Even a non-believer was questioning this. And it made me think how much easier it must have been 30yrs ago to live a more stringent Christian life. How disgusting is this world than even just 30yrs ago? It’s so hard to stay on course when all around you are things to tickle your senses.
Then it hit me. The world doesn’t have a moral and spiritual compass to guide them. They step out in to the woods unprepared and are confused when they get lost. Don’t believe me? Try convincing a non-believer that the big bang is impossible. Yes, logically it makes no sense but they don’t have any other answer for how we got here so it must be right. 2 Peter 3:3 says in the last days scoffers will come following their own evil desires. It’s so easy for them to scoff at logic in the face of doing what they want. Following logic would mean changing and why change when things are “ok” as they are?
You don’t need to read far in to the Bible to see the answer. Genesis 2:24: For this reason a man will leave his father and mother and be united to his wife, and they will become one flesh. See, you want the divorce rate to go down? Don’t mess around before getting married. Sex is more than a feeling. It’s a union of two spirits, it’s something humans can not understand. Only God understands the complex union of two into one.

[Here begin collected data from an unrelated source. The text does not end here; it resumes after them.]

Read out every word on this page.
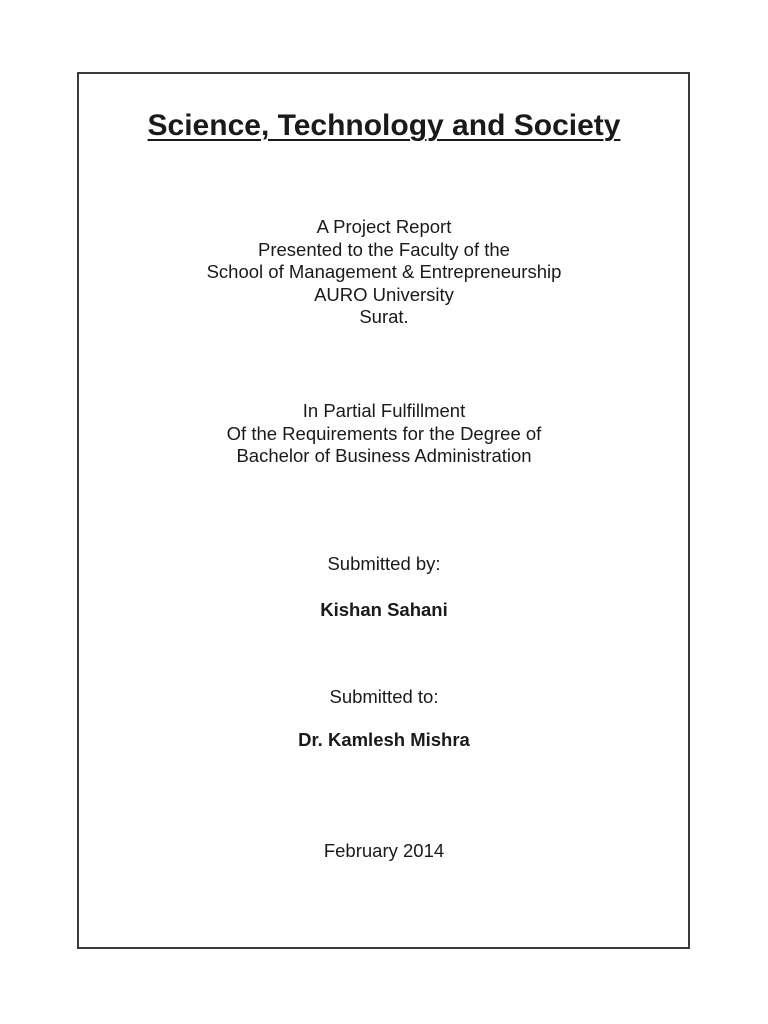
Science, Technology and Society
A Project Report
Presented to the Faculty of the
School of Management & Entrepreneurship
AURO University
Surat.
In Partial Fulfillment
Of the Requirements for the Degree of
Bachelor of Business Administration
Submitted by:
Kishan Sahani
Submitted to:
Dr. Kamlesh Mishra
February 2014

So you say, I’ve already had sex am I doomed? No, because the blood of Christ cleanses us of all sin.(Hebrews 9:14) When you except Christ in your life God only sees a blameless lamb, it’s the beauty of grace! In following a Christian life, divorce becomes a mute point. Through the power and glory of God He makes all things whole.
The divorce rate is so high because without a compass there is no guide to say “no that’s the wrong direction”. Unbelievers simply see it as a decision. black and white. Oh it’s sad, but you can find someone else. Not true. We should not break what God has joined together.(Matthew 19:6) It’s not just a decision. It’s a breaking of a union of two souls. Ever heard the saying “He took a piece of me with him.”? In a sense, this is true. If you give over to sex you have joined together as one and breaking that leaves a lasting impression.
I felt broken inside hearing that these children are going to be given no compass and be given misguided information on how to live their lives. I felt powerless, hopeless for them. I wish you could just shake someone into believing sometimes.
Remember, nothing is hopeless with God. He has a plan for each and every one of us. If you’ve stumbled, if your marriage seems irrepairable, if you’re a non-believer, don’t lose hope! Pour out your heart to God. He will hear you, he will pour out His blessings on you, even though we don’t deserve them. With God all things are possible(Matthew 19:26)!!